You can check whether or not follow_symlinks is supported on your platform using os.supports_follow_symlinks. If it is unavailable, using it will raise a NotImplementedError.

Chasing this particular issue also produced other enlightenment. Python os.walk and symlinks at Stack Overflow provided an example of what Python offers in modern programming concepts. It walks a file tree to sum file sizes.

for subdir, dirs, files in os.walk(sys.argv[1]):
    paths = (os.path.join(subdir, f) for f in files)
    space = sum(os.stat(path).st_size for path in paths if os.path.isfile(path))

that is explained

@Serg It’s not sum, it is the use of iterators that result in space efficiency. You can see that paths is a genexp. So this declarative style ensures that you are dealing with one object at a time while essentially talking about all at the same time. There are no intermediate container data structures. But in this example I used “may be”, as you can see, because there aren’t intermediate lists anyway. But has a side effect, space is changing. – C Panda Apr 7 ’16 at 19:20

Generators and iterators, … Oh, My!

and don’t forget assigning tuples to multiple variables in a single assignment. Those ideas are what separate Python from Fortran or Basic, the high level programming languages of my youth.

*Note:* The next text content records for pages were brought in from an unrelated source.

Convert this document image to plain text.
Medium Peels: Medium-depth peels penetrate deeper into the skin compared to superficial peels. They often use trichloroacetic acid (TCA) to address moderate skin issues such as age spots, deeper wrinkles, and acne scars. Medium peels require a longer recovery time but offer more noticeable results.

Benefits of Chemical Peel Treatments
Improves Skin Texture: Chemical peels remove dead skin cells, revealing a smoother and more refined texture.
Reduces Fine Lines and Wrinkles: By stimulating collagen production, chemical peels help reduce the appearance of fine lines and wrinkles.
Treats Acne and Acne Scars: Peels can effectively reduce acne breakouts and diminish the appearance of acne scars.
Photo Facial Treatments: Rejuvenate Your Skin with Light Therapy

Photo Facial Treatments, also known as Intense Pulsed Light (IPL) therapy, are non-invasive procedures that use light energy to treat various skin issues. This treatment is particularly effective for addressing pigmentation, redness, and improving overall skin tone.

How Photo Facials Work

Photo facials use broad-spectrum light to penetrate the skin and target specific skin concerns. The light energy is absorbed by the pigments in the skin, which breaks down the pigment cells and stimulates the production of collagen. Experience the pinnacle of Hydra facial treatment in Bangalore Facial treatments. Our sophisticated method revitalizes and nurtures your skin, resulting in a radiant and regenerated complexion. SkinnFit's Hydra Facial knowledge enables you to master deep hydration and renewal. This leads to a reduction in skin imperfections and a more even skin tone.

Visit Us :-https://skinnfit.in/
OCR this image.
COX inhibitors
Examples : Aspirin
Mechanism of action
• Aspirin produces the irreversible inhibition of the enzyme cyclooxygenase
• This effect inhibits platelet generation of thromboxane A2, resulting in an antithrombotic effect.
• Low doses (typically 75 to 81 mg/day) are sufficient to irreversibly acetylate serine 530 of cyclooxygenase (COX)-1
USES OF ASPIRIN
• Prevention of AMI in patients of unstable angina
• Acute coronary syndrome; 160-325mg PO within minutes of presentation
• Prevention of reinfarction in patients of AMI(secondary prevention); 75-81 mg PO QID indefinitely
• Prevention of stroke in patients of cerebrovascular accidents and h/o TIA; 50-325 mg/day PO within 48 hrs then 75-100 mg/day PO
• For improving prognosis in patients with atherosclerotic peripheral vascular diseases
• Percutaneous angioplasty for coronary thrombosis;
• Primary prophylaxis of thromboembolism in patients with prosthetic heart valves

It is a good point made. By iterating through a generator, memory is saved because only one file is at bat at a time. The straightforward for loop gathers a list of all the files in the entire tree and that can take up a lot of memory. For the remove links utility, I’d replace the sum() with a file delete and add the number of links condition to the isfile() condition. That could be interesting to play with.